Opini

KKN Lebih dari Sekadar Pengabdian

Ilustrasi cerita KKN yang dihadapi mahasiswa.

avatar
Sketsa Unmul

sketsaunmul@gmail.com


ugetuget.com

Kuliah Kerja Nyata (KKN) boleh jadi usai pada 20 Agustus lalu. Namun jangan kira cerita di baliknya berakhir pada saat itu juga. Justru seperti sekarang inilah waktu terbaik untuk berbagi, bertukar cerita dengan sejawat. Suka-duka, naik-turun balada KKN selama 50 hari seakan tak pernah habis untuk selalu dibagi. Pun sama halnya dengan aku di sini, membagikan sesuatu yang mungkin sudah atau akan kalian rasakan nantinya.

Waktu 50 hari memang terkesan angin lalu jika dilihat begitu saja. Namun tidak bagi mereka–aku juga tentunya–yang terjun merasakannya langsung. 50 hari bukan waktu yang lama, tapi juga bukan waktu yang sebentar untuk melebur bersama masyarakat, menyaksikan betapa indah dan kompleksnya kehidupan mereka. Namun juga lebih dari sekadar pengabdian, ada begitu banyak nilai-nilai yang bisa dipetik di dalamnya.

Ini merupakan sebuah wadah nyata, di mana penggambaran kehidupan setelah perkuliahan terpampang jelas di sana. Siapa yang mampu menyesuaikan, dia-lah yang dapat bertahan. Dalam beberapa kesempatan, embel-embel ‘maha’ yang melekat menjadikan kehadiran diri sebagai yang spesial, diutamakan. Namun terkadang lupa bahwasanya ada harapan dan cita-cita yang sebisa mungkin harus diwujudkan.

Mencoba menghadirkan diri di tengah-tengah masyarakat bukan perkara mudah. Terlebih lagi jika belum mengetahui seluk-beluk kehidupan mereka. Kendati demikian, mereka akan tetap menerimamu dengan tangan terbuka, tenang saja. Karena kalianlah pembuka pintu gerbang bagi mereka. Kalianlah corong yang akan menyampaikan angan-angan yang selama ini mungkin tertahan di kerongkongan mereka.

Memang tak semua kehidupan mereka, kita harus tanggung selama 50 hari itu. Namun dalam 50 hari itu kita bisa belajar, bahwa sejatinya hidup berdampingan dengan manusia lain bisa menjadikan kita sebagai pribadi lebih banyak bersabar dan tak mudah mengeluh. Keheterogenan yang tercipta seakan bukan menjadi penghalang untuk tetap bersatu; hal yang patut dicontoh dari kehidupan bermasyarakat. 

Hidup berdampingan bersama penduduk lokal membuat diri ini belajar, bahwa tak semua hal-hal di dunia ini harus sejalan dengan apa yang kamu mau. Ditentang? Perkara biasa. Dikhianati? Bukan hal yang harus diambil hati. Semua lumrah terjadi jika kamu benar-benar meleburkan diri bersama masyarakat.

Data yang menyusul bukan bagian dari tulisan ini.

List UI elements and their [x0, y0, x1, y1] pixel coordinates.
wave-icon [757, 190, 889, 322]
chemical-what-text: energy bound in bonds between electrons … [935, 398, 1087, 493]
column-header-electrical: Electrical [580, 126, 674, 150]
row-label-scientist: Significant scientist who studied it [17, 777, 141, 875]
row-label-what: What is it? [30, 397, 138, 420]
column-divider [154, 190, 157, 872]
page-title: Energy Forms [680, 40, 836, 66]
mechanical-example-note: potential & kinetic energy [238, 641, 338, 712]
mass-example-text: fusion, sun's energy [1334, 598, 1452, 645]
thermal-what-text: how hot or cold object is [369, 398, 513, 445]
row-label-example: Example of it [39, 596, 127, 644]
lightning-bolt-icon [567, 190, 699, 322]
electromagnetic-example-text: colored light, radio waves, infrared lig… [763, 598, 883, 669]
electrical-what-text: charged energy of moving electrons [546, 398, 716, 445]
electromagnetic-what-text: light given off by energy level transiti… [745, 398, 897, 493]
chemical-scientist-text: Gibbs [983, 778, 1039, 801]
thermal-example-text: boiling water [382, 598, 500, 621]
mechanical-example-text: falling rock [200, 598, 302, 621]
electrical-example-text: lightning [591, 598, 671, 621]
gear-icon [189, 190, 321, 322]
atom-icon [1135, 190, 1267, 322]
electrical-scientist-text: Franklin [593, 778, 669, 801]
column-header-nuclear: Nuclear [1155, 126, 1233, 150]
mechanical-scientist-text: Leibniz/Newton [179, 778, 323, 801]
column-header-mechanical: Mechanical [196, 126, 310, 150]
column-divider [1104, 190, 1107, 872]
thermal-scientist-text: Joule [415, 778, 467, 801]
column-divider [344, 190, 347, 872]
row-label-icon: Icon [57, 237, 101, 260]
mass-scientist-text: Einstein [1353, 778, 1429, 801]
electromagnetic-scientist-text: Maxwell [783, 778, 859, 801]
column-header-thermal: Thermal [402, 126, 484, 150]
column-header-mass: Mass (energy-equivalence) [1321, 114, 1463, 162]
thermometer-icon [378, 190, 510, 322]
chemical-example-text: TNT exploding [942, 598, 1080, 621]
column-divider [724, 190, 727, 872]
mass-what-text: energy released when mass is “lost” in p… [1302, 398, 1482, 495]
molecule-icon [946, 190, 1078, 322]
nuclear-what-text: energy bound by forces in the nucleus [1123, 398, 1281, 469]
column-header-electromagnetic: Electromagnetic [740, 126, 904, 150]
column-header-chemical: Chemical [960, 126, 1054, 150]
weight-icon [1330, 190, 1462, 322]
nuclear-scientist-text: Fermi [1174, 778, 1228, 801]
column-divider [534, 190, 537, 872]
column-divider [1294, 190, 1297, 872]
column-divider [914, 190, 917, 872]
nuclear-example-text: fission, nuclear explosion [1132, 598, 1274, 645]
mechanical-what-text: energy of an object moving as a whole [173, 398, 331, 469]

Sejatinya, banyak hal yang bisa kau jemput dalam 50 hari itu. Pelajaran, pengalaman, bahkan hal remeh-temeh bernama cinta bagi mereka yang sudah siap untuk ‘jatuh’. Bagaimana jika tidak? Jangan khawatir. Karena selain masyarakat yang akan menyambut keberadaanmu dengan suka cita, kehadiran cinta juga akan selalu menyapa, di manapun kamu berada, termasuk lokasi KKN.

Peliharalah rasa itu, agar tak menodai apa yang menjadi tujuanmu datang ke tempatmu mengabdi. Perlu digarisbawahi: mengabdi. Agar tak ada lagi KKN-KKN yang ternodai, agar tak ada lagi aib-aib yang tersingkap. Sudahi, niatkan semuanya dengan tulus, hanya dan hanya untuk mengabdi.

Untuk itu, KKN bukan sekadar haha-hihi dan numpang selfi sana-sini. Bukan juga sekadar menuntaskan program kerja apalagi penggugur kewajiban SKS. Dan juga KKN bukan hanya ajang untuk menumbuhkan benih-benih cinta di benak kalian.  Sungguh, nilai KKN tak sesempit itu, kawan.

Ditulis oleh  Suti Sri Hardiyanti, Mahasiswa Program Studi Ilmu Komunikasi, Fakultas Ilmu Sosial dan Ilmu Politik 2016.